Rassegna critica. Paolo Mereghetti (due stelle): Dopo Il giorno della civetta, Damiani analizza i meccanismi dell’omertà e dell’onore dall’interno, mettendo sullo sfondo le forze dell’ordine. Il risultato trova limite nel didascalismo e nei toni gridati, notevole però il lavoro sulle rovine di Gibellina, che parlano più di qualunque denuncia. La quindicenne ed esordiente Muti mostra grande energia, anche se il suo personaggio sembra ricalcato sulla Sandrelli di Sedotta e abbandonata”. 

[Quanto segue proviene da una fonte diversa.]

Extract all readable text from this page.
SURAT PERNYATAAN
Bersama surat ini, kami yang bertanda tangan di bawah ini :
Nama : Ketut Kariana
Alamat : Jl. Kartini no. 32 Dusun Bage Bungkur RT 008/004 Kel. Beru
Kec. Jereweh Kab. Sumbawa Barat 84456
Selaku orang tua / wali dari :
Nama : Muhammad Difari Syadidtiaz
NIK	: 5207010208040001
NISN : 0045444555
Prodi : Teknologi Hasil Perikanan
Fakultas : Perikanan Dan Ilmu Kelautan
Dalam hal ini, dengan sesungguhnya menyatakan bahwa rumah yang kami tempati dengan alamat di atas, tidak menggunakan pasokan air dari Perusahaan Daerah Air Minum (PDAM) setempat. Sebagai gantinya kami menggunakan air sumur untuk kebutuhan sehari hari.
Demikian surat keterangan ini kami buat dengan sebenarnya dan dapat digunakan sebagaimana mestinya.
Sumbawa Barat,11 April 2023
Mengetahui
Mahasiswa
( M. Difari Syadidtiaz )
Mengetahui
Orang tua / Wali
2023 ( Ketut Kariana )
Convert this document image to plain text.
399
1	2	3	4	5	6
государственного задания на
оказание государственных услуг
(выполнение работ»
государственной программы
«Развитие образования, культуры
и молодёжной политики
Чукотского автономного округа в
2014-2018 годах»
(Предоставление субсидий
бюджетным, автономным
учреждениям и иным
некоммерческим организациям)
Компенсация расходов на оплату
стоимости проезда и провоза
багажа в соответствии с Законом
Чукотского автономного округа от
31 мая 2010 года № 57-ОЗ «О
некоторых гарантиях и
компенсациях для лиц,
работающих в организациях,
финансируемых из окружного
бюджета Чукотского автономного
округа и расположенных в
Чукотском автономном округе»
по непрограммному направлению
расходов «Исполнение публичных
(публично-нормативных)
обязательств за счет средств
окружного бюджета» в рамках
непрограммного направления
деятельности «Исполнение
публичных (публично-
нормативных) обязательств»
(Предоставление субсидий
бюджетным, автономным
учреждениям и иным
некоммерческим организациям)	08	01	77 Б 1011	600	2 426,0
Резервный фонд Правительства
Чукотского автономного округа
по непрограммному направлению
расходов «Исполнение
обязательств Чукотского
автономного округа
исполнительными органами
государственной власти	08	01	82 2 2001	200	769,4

Morando Morandini (due stelle e mezzo per la critica; tre stelle per il pubblico): “Damiani costruisce un film debole dal punto di vista psicologico dei personaggi, ma coinvolge lo spettatore nel dramma e lo fa riflettere”. Pino Farinotti concede tre stelle ed è il più vicino al nostro giudizio su un film che gode di una grande colonna sonora e di una fotografia sicula perfetta. Girato tra Cinisi, Partinico e Gibellina, resta un grande affresco sulla campagna e sul sottoproletariato agricolo siciliano. Tano Cimarosa recita con il vero nome ed è perfetto come padre tradizionalista, così come Joe Sentieri è un ottimo esponente del sottoproletariato. Bravo anche Alessio Orano che - una tantum - va oltre il bel volto da fotoromanzo. Ornella Muti è una grande scoperta.